India’s PVC pipe manufacturers to post over 10% revenue growth in FY26: Report

New Delhi: India’s polyvinyl chloride (PVC) pipe and fittings manufacturing sector is expected to see a 10-11 per cent growth in revenue this fiscal, driven by strong demand from the end-user segment and a more stable price environment, a report said on Wednesday.
After a steady revenue growth in the previous fiscal, manufacturers are expected to see a recovery this fiscal, Crisil Ratings said in its latest report. This increase in demand is due to positive momentum in government schemes such as Jal Jeevan Mission, Pradhan Mantri Awas Yojana and other construction activities.
Himank Sharma, director, Crisil Ratings, said, “Demand for PVC pipes and fittings has remained strong in recent times due to government schemes such as Jal Jeevan Mission and Pradhan Mantri Awas Yojana, which are schemes focused on water supply, sanitation and housing sectors.”

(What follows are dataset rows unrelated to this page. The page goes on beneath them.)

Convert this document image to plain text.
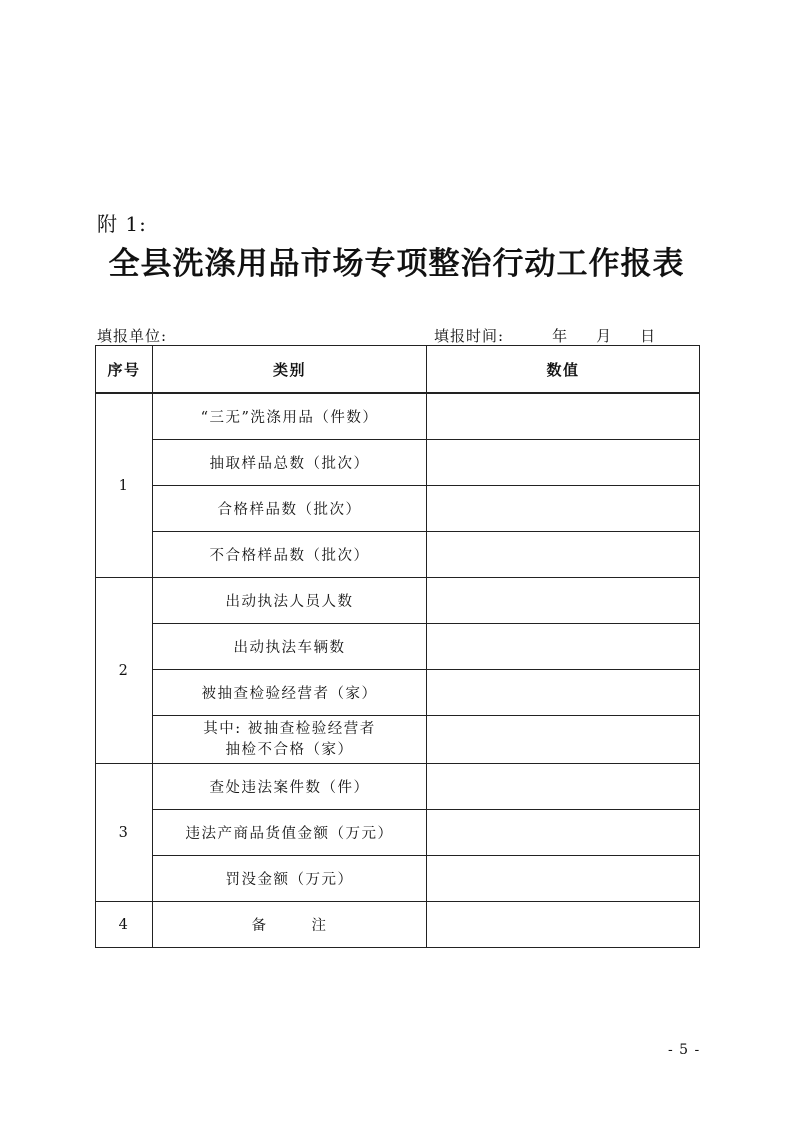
附 1:
全县洗涤用品市场专项整治行动工作报表
填报单位:	填报时间:	年 月 日
序号	类别	数值
1	“三无”洗涤用品（件数）	
	抽取样品总数（批次）	
	合格样品数（批次）	
	不合格样品数（批次）	
2	出动执法人员人数	
	出动执法车辆数	
	被抽查检验经营者（家）	
	其中: 被抽查检验经营者
抽检不合格（家）	
3	查处违法案件数（件）	
	违法产商品货值金额（万元）	
	罚没金额（万元）	
4	备 注	
- 5 -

This growth will reduce manufacturers’ high-cost inventory as dealers start re-stocking channels and partially offset the 130 basis points decline in operating margins in the previous fiscal. Improved profitability and reduced inventory levels will also reduce manufacturers’ working capital requirement and provide scope for capacity expansion without putting pressure on balance sheets, the report said.
According to the report, 16 PVC pipe manufacturers have indicated growth potential this fiscal, with cumulative revenues of over Rs 30,000 crore, accounting for two-thirds of organised sector revenues last fiscal. “Demand for irrigation and water supply projects, which contribute nearly three-fourths of sector revenues, remains strong given government incentives in these sectors,” the report said.
This fiscal, driven by demand and stable prices, production volumes are expected to grow rapidly, the report said. Higher production volumes will help manufacturers grow revenues by 10-11 per cent and increase operating rates, pushing operating margins to 13.5-14 per cent this fiscal.
“Further, improved demand will also lead to re-stocking by dealers and lower inventories with manufacturers by 8-10 days, thus curbing credit growth,” said Rushabh Borkar, associate director, Crisil Ratings.